„Historisch is het ”filioque” niet te verdedigen”
Ooit vormde de belijdenis dat de Geest ook van de Zoon uitgaat (het ”filioque”) de tegenstelling tussen Oost en West. Dat is het niet meer, stelt prof. dr. B. Kamphuis. „Gereformeerde christenen uit Oost-Europa belijden hetzelfde geloof in de Geest van Christus als wij. Anderzijds zijn er in het Westen velen die de Geest losmaken van Jezus Christus.”
Prof. Kamphuis, hoogleraar systematische theologie, was woensdag een van de sprekers op de Schooldag van de Gereformeerde Kerken vrijgemaakt in Kampen. De jaarlijkse ontmoetingsdag had als thema ”De gulle Gever”. Naast prof. Kamphuis voerde prof. dr. G. Kwakkel woensdagochtend het woord. Verder was er een uitgebreid programma met onder andere minicolleges en een speciaal kinder- en jongerenprogramma.
De vragen rond het zogenaamde ”filioque” hebben alles te maken met het hart van ons geloofsleven en van ons christen-zijn, stelde prof. Kamphuis. „De Zoon en de Geest kunnen volgens deze geloofsbelijdenis nooit los van elkaar gedacht worden. Hun werk is onverbrekelijk aan elkaar verbonden. Wat de Geest geeft, is geloof in Christus, en wat Christus geeft, is de gave van Zijn Geest.”
De oosterse kerk leert het filioque niet. „Het resultaat daarvan is dat er in de geloofsbeleving een scheiding is gekomen tussen Christus en de Geest. In de oosterse visie is het mogelijk dat er rechtstreeks contact is tussen de gelovige en goddelijke krachten, buiten Christus om. Het goddelijke is door de Heilige Geest al zichtbaar en tastbaar aanwezig, bijvoorbeeld in de liturgie.”
Volgens prof.
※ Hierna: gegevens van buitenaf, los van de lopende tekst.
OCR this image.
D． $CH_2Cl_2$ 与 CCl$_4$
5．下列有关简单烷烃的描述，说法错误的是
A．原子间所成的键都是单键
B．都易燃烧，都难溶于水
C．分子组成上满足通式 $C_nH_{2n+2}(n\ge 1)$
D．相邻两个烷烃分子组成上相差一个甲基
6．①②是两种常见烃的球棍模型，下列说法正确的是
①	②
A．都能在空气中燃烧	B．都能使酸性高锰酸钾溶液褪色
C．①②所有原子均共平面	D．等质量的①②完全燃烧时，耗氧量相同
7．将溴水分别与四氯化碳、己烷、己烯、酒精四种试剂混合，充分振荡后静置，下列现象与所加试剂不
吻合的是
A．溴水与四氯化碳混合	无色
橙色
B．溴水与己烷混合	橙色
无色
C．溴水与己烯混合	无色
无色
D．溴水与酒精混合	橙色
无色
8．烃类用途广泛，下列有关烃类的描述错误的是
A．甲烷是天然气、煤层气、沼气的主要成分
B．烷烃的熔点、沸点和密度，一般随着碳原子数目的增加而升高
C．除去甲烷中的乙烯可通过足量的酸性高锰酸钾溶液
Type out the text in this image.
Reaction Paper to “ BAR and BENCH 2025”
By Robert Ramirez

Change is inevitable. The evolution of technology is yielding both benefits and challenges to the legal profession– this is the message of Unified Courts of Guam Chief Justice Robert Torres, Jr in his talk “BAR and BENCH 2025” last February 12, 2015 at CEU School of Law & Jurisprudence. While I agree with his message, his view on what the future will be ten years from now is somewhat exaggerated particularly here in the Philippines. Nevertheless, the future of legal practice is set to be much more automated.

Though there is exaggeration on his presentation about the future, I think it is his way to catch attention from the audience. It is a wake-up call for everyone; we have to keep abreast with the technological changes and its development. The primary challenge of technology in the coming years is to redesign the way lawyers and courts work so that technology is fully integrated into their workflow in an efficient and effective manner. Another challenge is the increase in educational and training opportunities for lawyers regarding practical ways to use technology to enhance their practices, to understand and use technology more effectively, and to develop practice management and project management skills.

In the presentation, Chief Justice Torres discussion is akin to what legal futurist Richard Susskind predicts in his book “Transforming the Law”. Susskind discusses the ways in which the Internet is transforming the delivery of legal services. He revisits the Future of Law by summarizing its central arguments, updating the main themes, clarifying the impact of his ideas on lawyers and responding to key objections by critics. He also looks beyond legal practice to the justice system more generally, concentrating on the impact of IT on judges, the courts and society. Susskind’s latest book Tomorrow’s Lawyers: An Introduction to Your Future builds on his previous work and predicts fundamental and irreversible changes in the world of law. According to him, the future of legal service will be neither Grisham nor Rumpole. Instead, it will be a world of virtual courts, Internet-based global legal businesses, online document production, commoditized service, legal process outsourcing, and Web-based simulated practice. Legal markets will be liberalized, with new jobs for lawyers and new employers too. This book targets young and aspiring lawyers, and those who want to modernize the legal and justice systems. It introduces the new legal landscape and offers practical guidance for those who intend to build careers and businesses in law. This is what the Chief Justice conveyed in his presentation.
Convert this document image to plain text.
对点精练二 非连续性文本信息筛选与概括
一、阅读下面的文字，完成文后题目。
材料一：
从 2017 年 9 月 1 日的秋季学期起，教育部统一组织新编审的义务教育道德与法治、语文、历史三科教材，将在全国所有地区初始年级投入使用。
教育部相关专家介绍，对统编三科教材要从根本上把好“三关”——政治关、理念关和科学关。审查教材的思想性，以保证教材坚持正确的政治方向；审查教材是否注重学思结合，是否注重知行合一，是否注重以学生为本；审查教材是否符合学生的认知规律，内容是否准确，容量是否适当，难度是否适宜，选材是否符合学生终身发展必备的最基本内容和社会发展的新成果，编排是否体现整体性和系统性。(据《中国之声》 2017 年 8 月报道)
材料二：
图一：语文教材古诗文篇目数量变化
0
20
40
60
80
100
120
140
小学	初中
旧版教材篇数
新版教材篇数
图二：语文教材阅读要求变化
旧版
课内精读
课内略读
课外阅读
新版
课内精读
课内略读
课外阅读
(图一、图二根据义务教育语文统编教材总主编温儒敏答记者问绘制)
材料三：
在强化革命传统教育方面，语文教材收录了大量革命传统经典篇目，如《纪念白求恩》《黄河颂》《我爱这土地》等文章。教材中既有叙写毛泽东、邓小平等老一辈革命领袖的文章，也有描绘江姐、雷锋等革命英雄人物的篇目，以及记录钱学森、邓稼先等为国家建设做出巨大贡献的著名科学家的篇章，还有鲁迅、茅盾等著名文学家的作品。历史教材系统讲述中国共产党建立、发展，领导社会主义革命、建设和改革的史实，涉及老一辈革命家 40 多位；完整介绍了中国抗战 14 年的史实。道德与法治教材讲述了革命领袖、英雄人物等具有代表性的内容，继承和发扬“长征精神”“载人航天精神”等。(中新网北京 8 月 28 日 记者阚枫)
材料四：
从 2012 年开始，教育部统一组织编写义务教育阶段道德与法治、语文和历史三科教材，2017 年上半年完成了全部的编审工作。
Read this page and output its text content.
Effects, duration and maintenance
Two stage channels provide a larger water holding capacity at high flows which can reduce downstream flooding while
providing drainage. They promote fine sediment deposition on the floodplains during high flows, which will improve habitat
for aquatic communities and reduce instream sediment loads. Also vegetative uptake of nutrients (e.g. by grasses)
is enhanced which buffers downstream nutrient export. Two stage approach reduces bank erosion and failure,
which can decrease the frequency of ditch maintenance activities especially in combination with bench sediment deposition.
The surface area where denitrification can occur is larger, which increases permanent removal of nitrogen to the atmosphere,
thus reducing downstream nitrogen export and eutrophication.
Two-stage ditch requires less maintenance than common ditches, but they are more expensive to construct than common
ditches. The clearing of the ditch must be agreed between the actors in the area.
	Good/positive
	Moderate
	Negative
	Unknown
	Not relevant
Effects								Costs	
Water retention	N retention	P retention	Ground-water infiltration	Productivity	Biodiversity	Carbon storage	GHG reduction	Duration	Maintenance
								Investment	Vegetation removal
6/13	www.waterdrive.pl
Kamphuis raakt de discussie rond het filioque ook de actualiteit. „Als in de pinkstertheologie of in de charismatische theologie de doop met de Heilige Geest wordt gezien als een hogere fase dan het geloof in Jezus Christus, dan heb je eigenlijk met dezelfde problematiek te maken: Christus en de Geest worden van elkaar losgemaakt.”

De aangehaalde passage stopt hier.